Why To Do Lists Are Failing Us

![image](https://res.cloudinary.com/dzawgnnlr/image/upload/q_auto/f_auto/w_auto/image_167_901497663" width="500px">

If you’re like me, you switch task managers every six months at the point that you have added a bunch of items in your list that you’ll never get around to and can’t bear to be reminded of them again. At which point, you conclude that the app has failed you. It must have because you haven’t completed any of these tasks!

Task management tools fail users because they operate without context. How many times have you been to the grocery store and forgotten the dill pickles you were asked to buy? Or met someone and tens minutes later realized you forgot to ask an important question?

There will be a fundamental change in task management that will actually help me cross items off the list. Task managers will move from an ask-and-ask model to an ask-and-tell model. Today I have to ask the app to create a task and later ask the app to see which tasks to accomplish. It’s a waste of time.

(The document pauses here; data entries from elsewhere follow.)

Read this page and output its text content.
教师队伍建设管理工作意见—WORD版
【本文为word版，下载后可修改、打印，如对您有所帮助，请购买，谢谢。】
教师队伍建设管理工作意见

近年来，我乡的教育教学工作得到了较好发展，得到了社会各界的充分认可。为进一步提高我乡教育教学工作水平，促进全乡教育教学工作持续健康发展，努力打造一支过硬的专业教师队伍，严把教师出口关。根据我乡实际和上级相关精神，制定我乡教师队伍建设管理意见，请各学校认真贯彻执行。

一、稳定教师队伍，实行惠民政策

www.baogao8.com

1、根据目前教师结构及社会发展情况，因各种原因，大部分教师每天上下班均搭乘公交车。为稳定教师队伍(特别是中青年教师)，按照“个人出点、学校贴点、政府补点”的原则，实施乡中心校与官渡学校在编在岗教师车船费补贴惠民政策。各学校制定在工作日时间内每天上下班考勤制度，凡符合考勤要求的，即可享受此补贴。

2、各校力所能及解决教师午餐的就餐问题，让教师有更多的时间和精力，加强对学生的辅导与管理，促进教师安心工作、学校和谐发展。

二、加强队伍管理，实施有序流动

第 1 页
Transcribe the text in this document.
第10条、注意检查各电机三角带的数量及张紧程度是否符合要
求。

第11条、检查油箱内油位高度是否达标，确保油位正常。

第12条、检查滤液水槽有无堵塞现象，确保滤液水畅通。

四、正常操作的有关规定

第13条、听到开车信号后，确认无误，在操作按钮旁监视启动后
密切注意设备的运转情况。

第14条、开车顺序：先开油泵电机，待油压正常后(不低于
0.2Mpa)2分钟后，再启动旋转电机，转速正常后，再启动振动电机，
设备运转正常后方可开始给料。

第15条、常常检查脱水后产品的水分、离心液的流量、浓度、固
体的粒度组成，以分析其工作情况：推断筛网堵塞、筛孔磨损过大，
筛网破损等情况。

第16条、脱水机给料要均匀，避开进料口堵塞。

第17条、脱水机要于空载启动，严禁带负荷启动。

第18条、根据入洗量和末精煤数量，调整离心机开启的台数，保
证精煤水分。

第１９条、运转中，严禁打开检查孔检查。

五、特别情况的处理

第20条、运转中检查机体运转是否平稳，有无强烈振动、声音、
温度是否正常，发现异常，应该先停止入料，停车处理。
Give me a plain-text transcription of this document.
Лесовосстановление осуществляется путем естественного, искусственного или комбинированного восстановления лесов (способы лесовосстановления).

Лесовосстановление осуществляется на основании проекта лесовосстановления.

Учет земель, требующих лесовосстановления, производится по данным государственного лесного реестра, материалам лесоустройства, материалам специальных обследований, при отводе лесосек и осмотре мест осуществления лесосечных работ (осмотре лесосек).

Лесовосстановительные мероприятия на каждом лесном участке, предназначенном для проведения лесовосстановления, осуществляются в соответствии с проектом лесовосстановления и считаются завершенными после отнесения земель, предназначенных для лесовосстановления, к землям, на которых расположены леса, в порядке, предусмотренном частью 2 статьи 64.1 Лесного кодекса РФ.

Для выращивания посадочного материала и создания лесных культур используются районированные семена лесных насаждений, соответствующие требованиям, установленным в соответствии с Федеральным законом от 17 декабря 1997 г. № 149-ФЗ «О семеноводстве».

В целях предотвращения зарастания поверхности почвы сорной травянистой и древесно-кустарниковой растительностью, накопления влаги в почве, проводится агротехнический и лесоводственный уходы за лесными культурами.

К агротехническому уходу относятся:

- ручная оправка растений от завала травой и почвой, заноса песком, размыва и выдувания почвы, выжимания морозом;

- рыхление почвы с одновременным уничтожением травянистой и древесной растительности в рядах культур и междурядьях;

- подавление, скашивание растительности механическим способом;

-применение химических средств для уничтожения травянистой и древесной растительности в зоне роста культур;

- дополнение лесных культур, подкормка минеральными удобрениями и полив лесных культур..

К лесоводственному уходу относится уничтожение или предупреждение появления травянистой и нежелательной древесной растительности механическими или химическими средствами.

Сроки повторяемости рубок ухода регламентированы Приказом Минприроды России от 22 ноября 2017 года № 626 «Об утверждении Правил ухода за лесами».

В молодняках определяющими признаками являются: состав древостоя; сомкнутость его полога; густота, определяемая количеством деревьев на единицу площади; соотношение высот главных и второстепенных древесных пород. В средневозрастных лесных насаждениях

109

The next wave of task managers will ask for two more fields, who and where, in addition to what. This data might also be extracted from a calendar. With this data, the task manager can tell me what to do at the right time. It will surface the grocery list as I cross the geo-fence into the local Safeway and tell me I need to buy a gift for my sister’s birthday when I visit Amazon and notify me of the key question I need to ask that founder when our meeting starts.

The task manager failure is one example of “We should be living in the future already” but we aren’t technologies. I think this evolution is around the corner and it will change the way we work and live.